Morgan Stanley to Let Wealthiest Clients Invest in Private Companies

The wirehouse's new Direct Investment Access Program will be open to clients with at least $20 million in assets.

Morgan Stanley has created a private-share program for its wealthy clients to invest directly in privately held companies, Ben Huneke, the wirehouse’s head of Investment Solutions, disclosed in an internal company announcement shared with ThinkAdvisor on Tuesday.

To head the new Direct Investment Access Program, Michael Gaviser has joined Morgan Stanley and its Investment Solutions team, reporting to Huenke. Gaviser, a KKR alum, has over 25 years of experience and leadership in strategy, business development and client service in the financial services industry, Huenke noted.

The news was first reported Tuesday morning by The Wall Street Journal, which reported that the program would be open to clients with at least $20 million in assets.

The ability to invest in private companies has been “particularly sought after as the number of public companies has halved in the past 25 years and private company market capitalization has grown at three times the rate of the public markets since 2000,” he explained.

Meanwhile, a growing number of asset managers are moving into private investment markets for alternative investments. They’re offering those investments directly, sometimes in partnership with an outside firm, or acquiring firms that specialize in nonpublic assets.

Morgan Stanley has previously offered direct private investments to clients, Huenke noted.

“But this enhanced and formalized program will uniquely position us to deliver a differentiated deal flow to our clients through” several existing businesses at the wirehouse, he said.

Those businesses include: Morgan Stanley at Work, which has relationships with “many of the most successful and largest private companies”;  the firm’s alternatives platform, which has become “one of the largest distributors and asset gatherers for many leading private investment firms;” and its investment bank, a global equity underwriter with an active private capital-raising effort for clients, he said.

Huneke called the Direct Investment Access Program a “first step in uniting these businesses and disciplines to the benefit of our clients,” pointing out that many “are already investors in the segment or are executives of private companies.”
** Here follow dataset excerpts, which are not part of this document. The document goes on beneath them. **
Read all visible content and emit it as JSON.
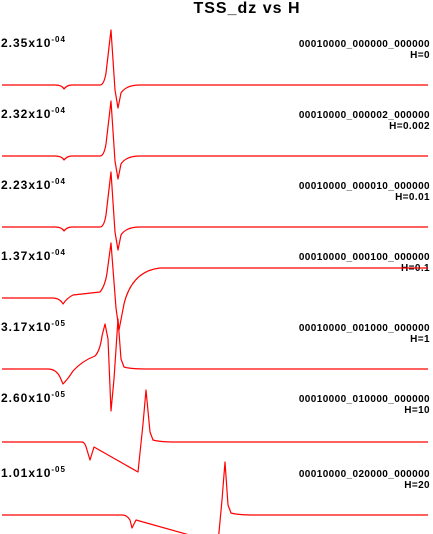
{
  "chart_data": {
    "type": "line",
    "title": "TSS_dz vs H",
    "line_color": "#ff0000",
    "series": [
      {
        "scale_base": "2.35x10",
        "scale_exp": "-04",
        "code": "00010000_000000_000000",
        "h_label": "H=0"
      },
      {
        "scale_base": "2.32x10",
        "scale_exp": "-04",
        "code": "00010000_000002_000000",
        "h_label": "H=0.002"
      },
      {
        "scale_base": "2.23x10",
        "scale_exp": "-04",
        "code": "00010000_000010_000000",
        "h_label": "H=0.01"
      },
      {
        "scale_base": "1.37x10",
        "scale_exp": "-04",
        "code": "00010000_000100_000000",
        "h_label": "H=0.1"
      },
      {
        "scale_base": "3.17x10",
        "scale_exp": "-05",
        "code": "00010000_001000_000000",
        "h_label": "H=1"
      },
      {
        "scale_base": "2.60x10",
        "scale_exp": "-05",
        "code": "00010000_010000_000000",
        "h_label": "H=10"
      },
      {
        "scale_base": "1.01x10",
        "scale_exp": "-05",
        "code": "00010000_020000_000000",
        "h_label": "H=20"
      }
    ]
  }
}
Before joining the wirehouse, Gaviser was the head of strategy and business development at GrowthCurve Capital, a boutique private equity firm. Prior to that, he was head of capital raising and investor relations at Navab Capital Partners.

Before Navab, he was a managing director and senior distribution leader at KKR, where he concentrated on fundraising for private equity, private credit, real estate, special situations and infrastructure funds, Huenke said.

“I look forward to providing further updates on this groundbreaking new offering,” Huenke said at the end of the announcement. But he didn’t specify when that will happen or what kind of updates are planned.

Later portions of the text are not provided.